Recently, I have had the opportunity to speak to a number of publishers of all sizes to get a sense of their perspective on this important issue. My take is that Yellow Pages executives believe there will be a major movement over the next two years. Is this a case of irrational exuberance, especially when the competition is as technically savvy as Google, Yahoo!, Microsoft and AOL? For instance, YPA President Neg Norton reports that usage of the print product remains essentially flat for the first half of 2005 vs. the same period in 2004. Similarly, overall Yellow Pages revenues are up slightly, tracing to price-ups, strong independent growth and the success of companion directories.
Reinforcing this is the fact that consumers find local products and services in whatever fashion is the easiest and quickest. As good as local search is, users have to be at a terminal and know how to find what they are looking for. For the most part, mobile phones and PDAs have not yet caught on. Importantly, advertisers are used to buying Yellow Pages ads, and they don't want to lose their position in a directory.

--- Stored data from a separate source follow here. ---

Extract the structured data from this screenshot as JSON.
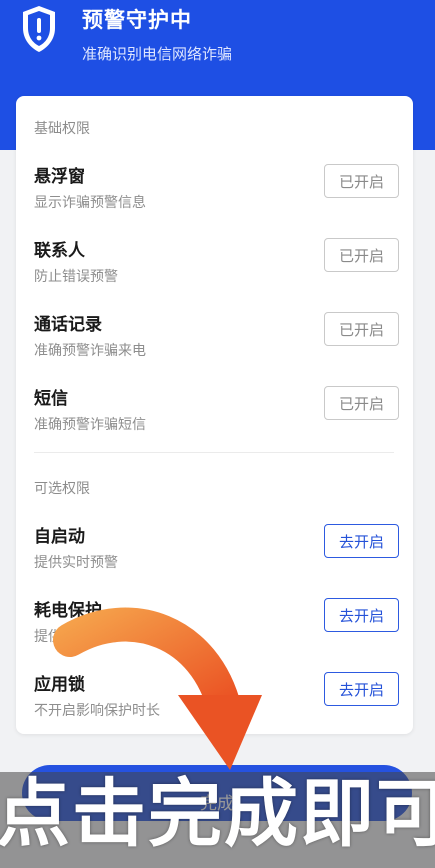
{
  "header": {
    "title": "预警守护中",
    "subtitle": "准确识别电信网络诈骗",
    "bg_color": "#1e4fe4"
  },
  "basic_section": {
    "label": "基础权限",
    "items": [
      {
        "title": "悬浮窗",
        "desc": "显示诈骗预警信息",
        "button": "已开启"
      },
      {
        "title": "联系人",
        "desc": "防止错误预警",
        "button": "已开启"
      },
      {
        "title": "通话记录",
        "desc": "准确预警诈骗来电",
        "button": "已开启"
      },
      {
        "title": "短信",
        "desc": "准确预警诈骗短信",
        "button": "已开启"
      }
    ]
  },
  "optional_section": {
    "label": "可选权限",
    "items": [
      {
        "title": "自启动",
        "desc": "提供实时预警",
        "button": "去开启"
      },
      {
        "title": "耗电保护",
        "desc": "提供实时预警",
        "button": "去开启"
      },
      {
        "title": "应用锁",
        "desc": "不开启影响保护时长",
        "button": "去开启"
      }
    ]
  },
  "footer": {
    "button_label": "完成",
    "button_color": "#2552e0"
  },
  "overlay": {
    "caption": "点击完成即可",
    "arrow_color": "#f06a2c"
  },
  "icons": {
    "shield": "shield-icon",
    "arrow": "curved-arrow-icon"
  }
}
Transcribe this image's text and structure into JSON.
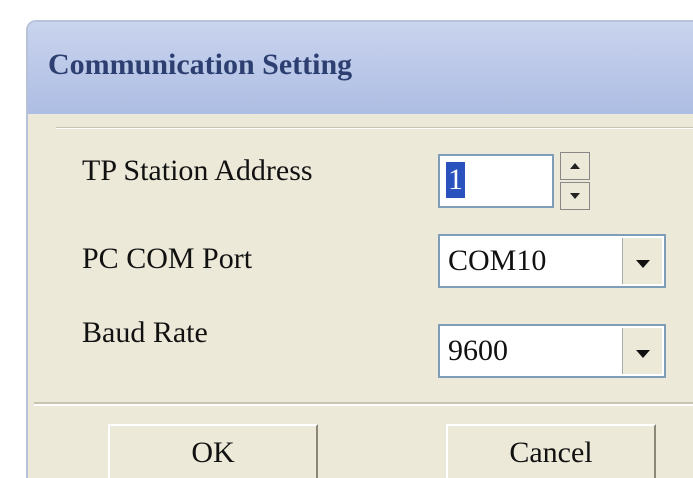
{
  "window": {
    "title": "Communication Setting"
  },
  "form": {
    "station_address": {
      "label": "TP Station Address",
      "value": "1"
    },
    "com_port": {
      "label": "PC COM Port",
      "selected": "COM10"
    },
    "baud_rate": {
      "label": "Baud Rate",
      "selected": "9600"
    }
  },
  "buttons": {
    "ok": "OK",
    "cancel": "Cancel"
  },
  "icons": {
    "spin_up": "up-arrow-icon",
    "spin_down": "down-arrow-icon",
    "dropdown": "chevron-down-icon"
  },
  "colors": {
    "dialog_bg": "#ece9d8",
    "title_text": "#2c3f70",
    "field_border": "#7f9db9",
    "selection": "#2a52be"
  }
}
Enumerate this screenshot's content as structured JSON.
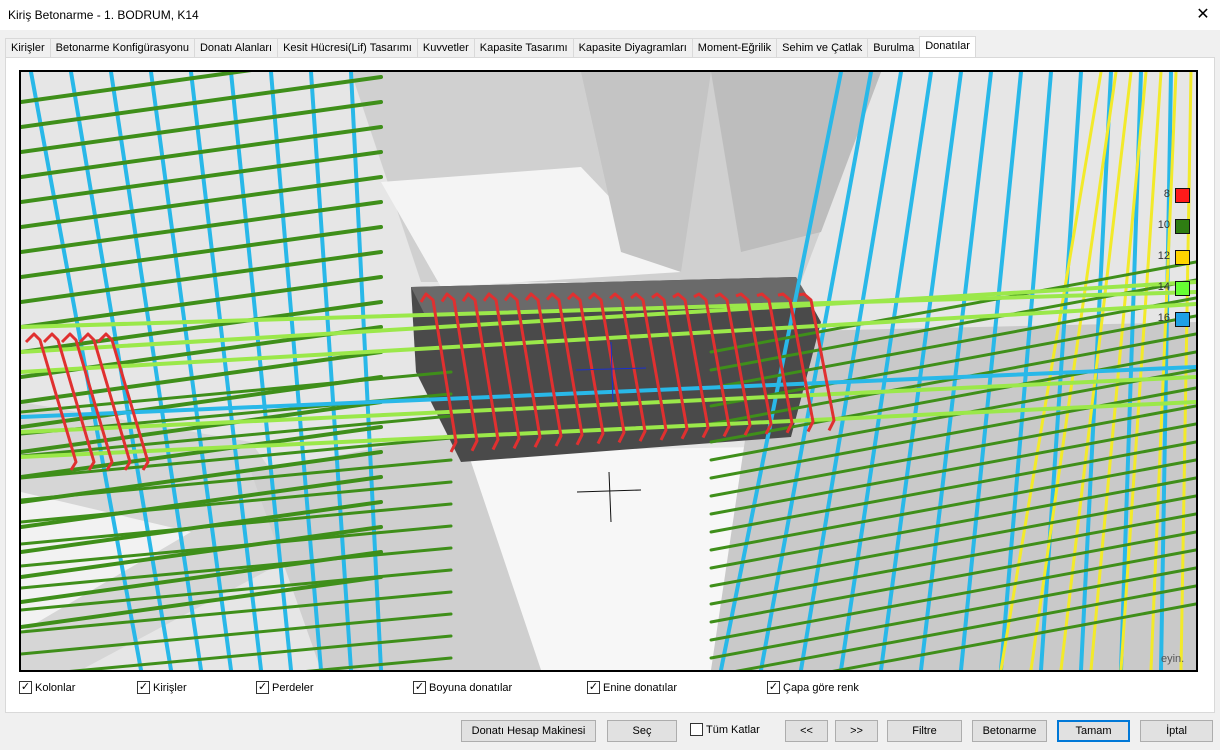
{
  "window": {
    "title": "Kiriş Betonarme - 1. BODRUM, K14",
    "close_glyph": "✕"
  },
  "tabs": [
    {
      "label": "Kirişler"
    },
    {
      "label": "Betonarme Konfigürasyonu"
    },
    {
      "label": "Donatı Alanları"
    },
    {
      "label": "Kesit Hücresi(Lif) Tasarımı"
    },
    {
      "label": "Kuvvetler"
    },
    {
      "label": "Kapasite Tasarımı"
    },
    {
      "label": "Kapasite Diyagramları"
    },
    {
      "label": "Moment-Eğrilik"
    },
    {
      "label": "Sehim ve Çatlak"
    },
    {
      "label": "Burulma"
    },
    {
      "label": "Donatılar",
      "active": true
    }
  ],
  "legend": [
    {
      "label": "8",
      "color": "#ff1a1a"
    },
    {
      "label": "10",
      "color": "#2e7d12"
    },
    {
      "label": "12",
      "color": "#ffd400"
    },
    {
      "label": "14",
      "color": "#66ff33"
    },
    {
      "label": "16",
      "color": "#1ea0e6"
    }
  ],
  "viewport_hint": "eyin.",
  "checkboxes": [
    {
      "label": "Kolonlar",
      "checked": true
    },
    {
      "label": "Kirişler",
      "checked": true
    },
    {
      "label": "Perdeler",
      "checked": true
    },
    {
      "label": "Boyuna donatılar",
      "checked": true
    },
    {
      "label": "Enine donatılar",
      "checked": true
    },
    {
      "label": "Çapa göre renk",
      "checked": true
    }
  ],
  "check_glyph": "✓",
  "tum_katlar": {
    "label": "Tüm Katlar",
    "checked": false
  },
  "buttons": {
    "calculator": "Donatı Hesap Makinesi",
    "select": "Seç",
    "prev": "<<",
    "next": ">>",
    "filter": "Filtre",
    "concrete": "Betonarme",
    "ok": "Tamam",
    "cancel": "İptal"
  },
  "colors": {
    "stirrup": "#e03030",
    "dark_green": "#3f8f1a",
    "light_green": "#9be84a",
    "cyan": "#29b8e8",
    "yellow": "#f2ea2a"
  }
}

For nearly 20 years, The Kelsey Group has been focused on the impact of new technologies on directories and other publishers. Without exception, every traditional media is facing unexpected challenges right now. Yellow Pages publishers are well positioned to continue to be the primary source of bringing local buyers and sellers together. Internet Yellow Pages and local search are improving weekly and are increasingly valuable tools. There is no question that they will begin to take advertiser dollars away from print, but don't look for this to happen overnight.